What can or should the Left do?

transform! europe deems important, to hammer out specifically four strategic ideas:

  1. The strive for peace should be put even more explicitly center stage. However, even if the weapons were silent, something which we all are hoping and fighting for, there will be at best a truce, introducing a freezing of the conflict, because the fundamental contradictions which charge the European and global security structures will persist. Differently said, whatever provisional political solution for the Russian-Ukrainian war would be found, a durable peace must be integrated in a new European, perhaps even global security architecture. This also requires a new vision of Europe and the role of the EU, which is, most assumingly the role of the European pillar of NATO.
  2. If this is true, we need a profound debate between our parties, other progressive forces, and like-minded social movements about quite a few new and difficult political problems.
    E.g., once the war will be over, and hopefully this will be the case soon, the Ukrainian people will still exist, Russia will continue to be a major European power and Europe will have to deal with it. Do we want the EU balancing on the edge of war and if not, what a crisis-proof, autonomous system of collective security in Europe may look like, provided the complete loss of trust between the relevant forces?
    Today is not 1975, when 35 heads of states met in Helsinki – today is 1968, when the tanks of the Warsaw Pact invaded Czechoslovakia. From today’s perspective, a new, balanced European security order hardly seems achievable. On the other hand, there were only seven years between the invasion of Prague and the Helsinki-conference.
    It seems that the European Commission and the governments have lost completely sight of a long-term perspective of European security in adopting Joe Biden’s confrontative strategy.
    Therefore, it is on the Left to elaborate a realistic strategy towards a new European détente, a re-print of the Eastern policy of the 1970ies, including international treaties on arms control and reduction, for reestablishing trust and the reconstructing economic and cultural ties. The effort for nuclear weapon free zones and their gradual extending to the entire continent from the Atlantic to the Urals may be an instrument in this struggle.
    Irrespectively of to whom and to which extent we attribute the main responsibility for the actual situation, we are in the state of a global economic war, fragmenting the world economy, dismembering the value chains, and interrupting food and energy supply, all of it having tremendous repercussions on the global economy and the European societies. We must be prepared to defend the social rights of our people in these dire circumstances. And above all, most frightening is the fact that the severance of dependencies clears the field for war, which otherwise under conditions developed over decades of mutual economic and cultural interrelation would be unthinkable. Designing steps towards a new détente is not a short-time job; it will also require research and debate.
  3. We must give prominence to the fact that radical Left and progressive parties of several countries take part in governmental coalitions. This potentially may create new possibilities but at the same also constitutes a responsibility we should explicitly address at the European Forum of Left, Green and Progressive forces, which will be taking place from 21 to 23 October 2022 in Athens.
  4. We should deepen the dialectics between social movements and our political parties, which is one of the core competences of transform! Europe anyway. Movements sometimes have better possibilities to raise radical demands. We should grant them space to express themselves autonomously and listen to them.

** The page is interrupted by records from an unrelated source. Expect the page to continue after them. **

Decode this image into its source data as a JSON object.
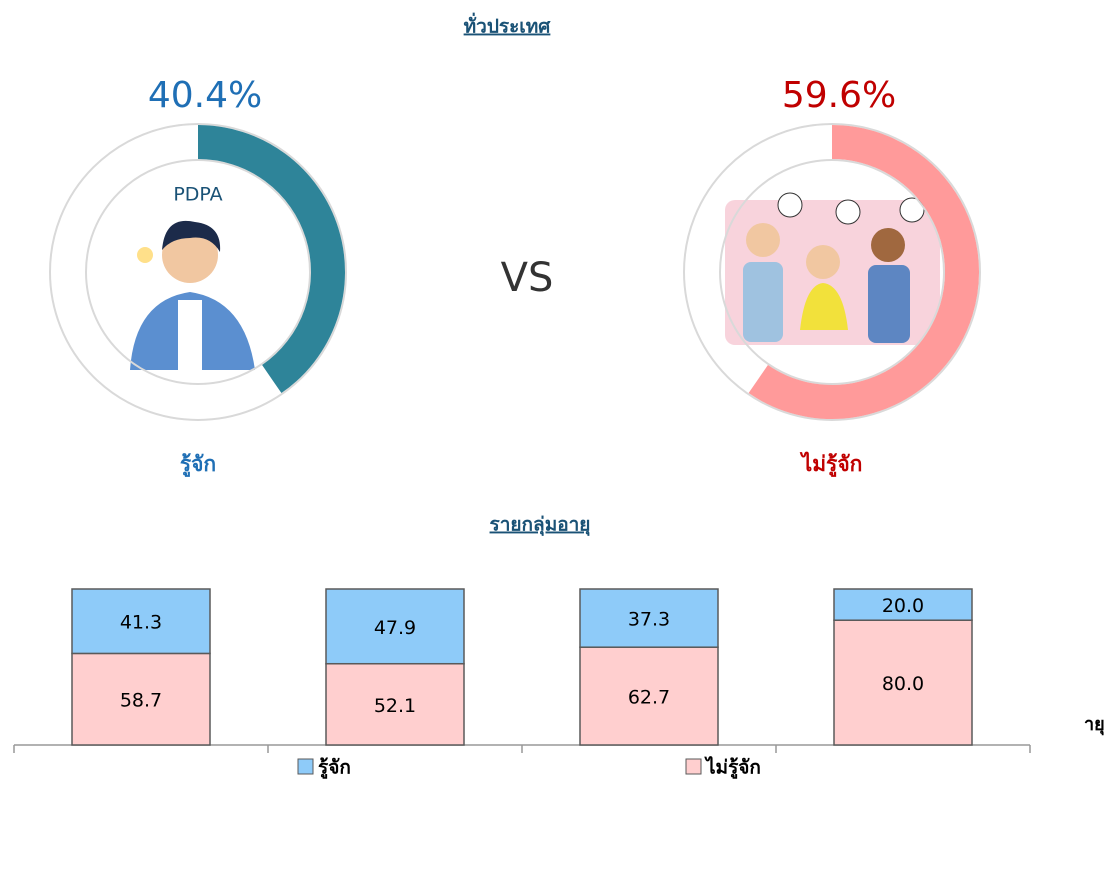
{
  "chart_data": [
    {
      "type": "donut",
      "title": "ทั่วประเทศ",
      "values": [
        40.4
      ],
      "value_labels": [
        "40.4%"
      ],
      "label": "รู้จัก",
      "inner_text": "PDPA",
      "color": "#2e8499",
      "label_color": "#1f6fb5"
    },
    {
      "type": "donut",
      "values": [
        59.6
      ],
      "value_labels": [
        "59.6%"
      ],
      "label": "ไม่รู้จัก",
      "color": "#ff9a9a",
      "label_color": "#c00000"
    },
    {
      "type": "stacked-bar",
      "title": "รายกลุ่มอายุ",
      "x_label": "ายุ",
      "categories": [
        null,
        null,
        null,
        null
      ],
      "series": [
        {
          "name": "รู้จัก",
          "color": "#8ecbf9",
          "values": [
            41.3,
            47.9,
            37.3,
            20.0
          ],
          "value_labels": [
            "41.3",
            "47.9",
            "37.3",
            "20.0"
          ]
        },
        {
          "name": "ไม่รู้จัก",
          "color": "#ffcfcf",
          "values": [
            58.7,
            52.1,
            62.7,
            80.0
          ],
          "value_labels": [
            "58.7",
            "52.1",
            "62.7",
            "80.0"
          ]
        }
      ],
      "ylim": [
        0,
        100
      ],
      "legend": "bottom"
    }
  ],
  "vs": "VS"
}
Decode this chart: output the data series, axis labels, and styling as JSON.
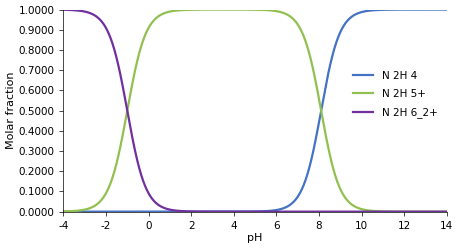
{
  "title": "",
  "xlabel": "pH",
  "ylabel": "Molar fraction",
  "xlim": [
    -4,
    14
  ],
  "ylim": [
    0,
    1.0
  ],
  "xticks": [
    -4,
    -2,
    0,
    2,
    4,
    6,
    8,
    10,
    12,
    14
  ],
  "ytick_labels": [
    "0.0000",
    "0.1000",
    "0.2000",
    "0.3000",
    "0.4000",
    "0.5000",
    "0.6000",
    "0.7000",
    "0.8000",
    "0.9000",
    "1.0000"
  ],
  "ytick_vals": [
    0.0,
    0.1,
    0.2,
    0.3,
    0.4,
    0.5,
    0.6,
    0.7,
    0.8,
    0.9,
    1.0
  ],
  "pKa1": -1.0,
  "pKa2": 8.1,
  "species_colors": [
    "#4472C4",
    "#92C050",
    "#7030A0"
  ],
  "species_labels": [
    "N 2H 4",
    "N 2H 5+",
    "N 2H 6_2+"
  ],
  "background_color": "#FFFFFF",
  "line_width": 1.6
}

On the other hand, our job as parties is to adopt strategies aiming at the political balance of forces, necessary to implement change. Nobody will dispense us of this. Consequently, there will three dialogues, one amongst the movements for which we should provide the space, one amongst progressive and radical left parties and a third one between parties and movements. Organizing this will certainly be not easy.

At the same time, it is also a test and a political challenge which we must accept.